Johnson isn't in it because he loves the little steel spheres. What he loves is selling. "In a sales position, what you put in is what you get out. So a lot of the things I learned in the Army about hard work and being completely committed — those were the things that make me successful as a salesman," he said.

Sales can be the core of any company, the engine of success for businesses and a lucrative profession for those who are good at it. It's not one-size-fits-all — you can find all kinds of sales jobs — but some common themes emerge.

CBS News' Sales Machine estimates that 45 million Americans work in sales. These jobs require a certain type of character, one uniquely suited to the military persona.

"Sales organizations love to hire military veterans," said Willy Bolander, a Florida State University marketing professor. "The military teaches people invaluable skills like self-discipline, problem-solving, goal-setting and adaptability. All of these skills are essential for success in sales."

Better still, veterans already have proven themselves in very practical terms.

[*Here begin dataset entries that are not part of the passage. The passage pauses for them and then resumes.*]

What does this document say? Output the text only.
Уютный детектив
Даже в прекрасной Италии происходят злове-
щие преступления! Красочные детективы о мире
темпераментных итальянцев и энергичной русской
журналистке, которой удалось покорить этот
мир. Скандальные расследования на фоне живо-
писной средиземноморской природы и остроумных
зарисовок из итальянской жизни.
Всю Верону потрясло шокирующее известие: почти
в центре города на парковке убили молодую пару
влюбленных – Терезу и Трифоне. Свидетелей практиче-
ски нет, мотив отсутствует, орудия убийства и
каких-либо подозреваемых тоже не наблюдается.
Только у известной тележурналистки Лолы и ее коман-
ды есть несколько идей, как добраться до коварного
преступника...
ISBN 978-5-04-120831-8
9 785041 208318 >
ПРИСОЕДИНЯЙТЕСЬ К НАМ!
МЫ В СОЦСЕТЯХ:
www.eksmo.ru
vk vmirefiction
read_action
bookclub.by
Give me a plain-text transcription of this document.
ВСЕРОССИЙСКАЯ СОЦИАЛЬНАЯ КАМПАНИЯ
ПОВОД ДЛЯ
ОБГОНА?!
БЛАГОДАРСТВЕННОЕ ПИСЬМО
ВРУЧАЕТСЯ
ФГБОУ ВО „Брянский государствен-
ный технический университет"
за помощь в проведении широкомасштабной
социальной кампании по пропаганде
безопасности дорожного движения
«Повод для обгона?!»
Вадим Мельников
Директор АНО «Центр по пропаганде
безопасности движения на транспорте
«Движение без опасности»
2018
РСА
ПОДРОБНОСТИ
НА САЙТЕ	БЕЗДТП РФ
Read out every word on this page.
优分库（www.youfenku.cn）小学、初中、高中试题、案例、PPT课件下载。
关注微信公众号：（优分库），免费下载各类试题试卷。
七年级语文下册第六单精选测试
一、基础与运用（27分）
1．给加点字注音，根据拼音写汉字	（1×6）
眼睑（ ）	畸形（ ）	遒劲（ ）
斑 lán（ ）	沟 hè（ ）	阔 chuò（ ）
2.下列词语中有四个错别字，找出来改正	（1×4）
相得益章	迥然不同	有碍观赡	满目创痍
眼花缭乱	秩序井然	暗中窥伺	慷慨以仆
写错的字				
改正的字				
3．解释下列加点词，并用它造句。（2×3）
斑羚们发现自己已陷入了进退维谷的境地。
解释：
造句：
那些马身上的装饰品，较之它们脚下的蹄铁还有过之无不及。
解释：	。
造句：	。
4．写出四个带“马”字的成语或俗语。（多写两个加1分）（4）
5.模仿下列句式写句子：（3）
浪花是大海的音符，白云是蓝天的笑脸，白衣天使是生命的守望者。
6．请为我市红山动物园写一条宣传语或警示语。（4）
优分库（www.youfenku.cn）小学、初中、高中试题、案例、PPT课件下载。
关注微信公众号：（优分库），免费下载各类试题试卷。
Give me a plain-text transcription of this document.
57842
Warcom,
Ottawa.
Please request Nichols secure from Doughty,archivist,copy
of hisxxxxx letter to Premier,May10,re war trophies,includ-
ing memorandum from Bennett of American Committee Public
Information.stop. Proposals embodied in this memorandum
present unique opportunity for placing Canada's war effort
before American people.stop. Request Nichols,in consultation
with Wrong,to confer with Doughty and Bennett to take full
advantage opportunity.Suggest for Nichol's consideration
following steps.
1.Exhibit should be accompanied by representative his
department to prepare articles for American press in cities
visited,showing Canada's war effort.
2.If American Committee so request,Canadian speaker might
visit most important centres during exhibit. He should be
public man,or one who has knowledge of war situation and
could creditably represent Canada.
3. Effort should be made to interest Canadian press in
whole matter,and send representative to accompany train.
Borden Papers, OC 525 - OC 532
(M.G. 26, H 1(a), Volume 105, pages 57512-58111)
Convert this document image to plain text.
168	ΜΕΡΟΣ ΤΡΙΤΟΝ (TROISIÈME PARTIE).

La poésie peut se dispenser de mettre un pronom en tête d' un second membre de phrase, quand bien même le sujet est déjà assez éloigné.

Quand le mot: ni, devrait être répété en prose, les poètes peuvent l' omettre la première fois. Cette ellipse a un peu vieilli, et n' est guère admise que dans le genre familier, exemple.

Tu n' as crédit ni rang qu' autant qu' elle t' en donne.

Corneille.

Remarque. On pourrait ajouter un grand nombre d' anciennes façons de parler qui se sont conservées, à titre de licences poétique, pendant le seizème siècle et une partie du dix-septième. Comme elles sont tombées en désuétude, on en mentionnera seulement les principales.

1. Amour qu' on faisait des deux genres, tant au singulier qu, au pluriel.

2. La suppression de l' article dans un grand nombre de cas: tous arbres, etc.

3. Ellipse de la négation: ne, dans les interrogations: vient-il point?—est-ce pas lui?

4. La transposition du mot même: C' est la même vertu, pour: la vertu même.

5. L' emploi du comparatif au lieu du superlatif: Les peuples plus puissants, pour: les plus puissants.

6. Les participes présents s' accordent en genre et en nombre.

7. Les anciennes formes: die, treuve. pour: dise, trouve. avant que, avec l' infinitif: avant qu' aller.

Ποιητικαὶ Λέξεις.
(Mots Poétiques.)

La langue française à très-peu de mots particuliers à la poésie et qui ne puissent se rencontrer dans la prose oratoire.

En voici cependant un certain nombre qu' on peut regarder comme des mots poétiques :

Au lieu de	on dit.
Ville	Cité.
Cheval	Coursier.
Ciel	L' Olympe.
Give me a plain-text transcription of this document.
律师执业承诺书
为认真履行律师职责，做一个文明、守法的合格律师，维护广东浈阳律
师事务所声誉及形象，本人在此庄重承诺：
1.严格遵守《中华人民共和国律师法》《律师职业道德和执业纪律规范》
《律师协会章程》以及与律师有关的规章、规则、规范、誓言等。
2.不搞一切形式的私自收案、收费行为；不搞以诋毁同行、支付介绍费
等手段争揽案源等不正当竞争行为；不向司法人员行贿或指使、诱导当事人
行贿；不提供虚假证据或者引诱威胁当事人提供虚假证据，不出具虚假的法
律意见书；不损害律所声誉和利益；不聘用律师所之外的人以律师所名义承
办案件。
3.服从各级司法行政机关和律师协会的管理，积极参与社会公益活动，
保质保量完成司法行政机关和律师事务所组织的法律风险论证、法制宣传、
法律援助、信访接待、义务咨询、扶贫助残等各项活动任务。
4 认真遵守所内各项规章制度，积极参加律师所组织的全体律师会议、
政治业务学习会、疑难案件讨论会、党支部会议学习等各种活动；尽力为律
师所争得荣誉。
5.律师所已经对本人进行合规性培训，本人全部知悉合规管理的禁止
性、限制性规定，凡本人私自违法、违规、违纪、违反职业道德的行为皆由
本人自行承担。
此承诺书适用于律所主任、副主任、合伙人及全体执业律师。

"In my time in Iraq, I was involved with the local townspeople, the sheiks, and a lot of that relationship-building really applies to what I am doing now," said Johnson, who found his job through the recruiting firm Bradley-Morris. "A big part of sales is just in the relationships you build with people, and that's something I learned in the Army."

How to find a job

Virtually every business has some sort of sales function, but you'll still need to find your way in. Where are the sales jobs listed?

Online. All the big job boards are loaded with sales opportunities. You'll see lots of possible jobs, but you'll be firing off résumés blind, often among hundreds of other applicants.

Job fairs. Face-to-face interactions can be a big bonus for those looking to show off their persuasive skills, but you may be one among many crowding to catch a recruiter's eye.

Industry targets. Find an industry or company you like and start targeting their hiring managers. Even if there's no job listed today, sales has a high turnover rate, and recruiters are always looking around.

Military niche. "I would begin by looking for companies that target their products or services to a military market. If they are trying to sell to military, they usually like to hire military as well," said Florida State University's Willy Bolander. "For example, First Command is a company that provides financial services to active-duty and retired military. Many of their salespeople are retired military themselves. Companies like this believe that veterans are ideally suited for relating to current military members."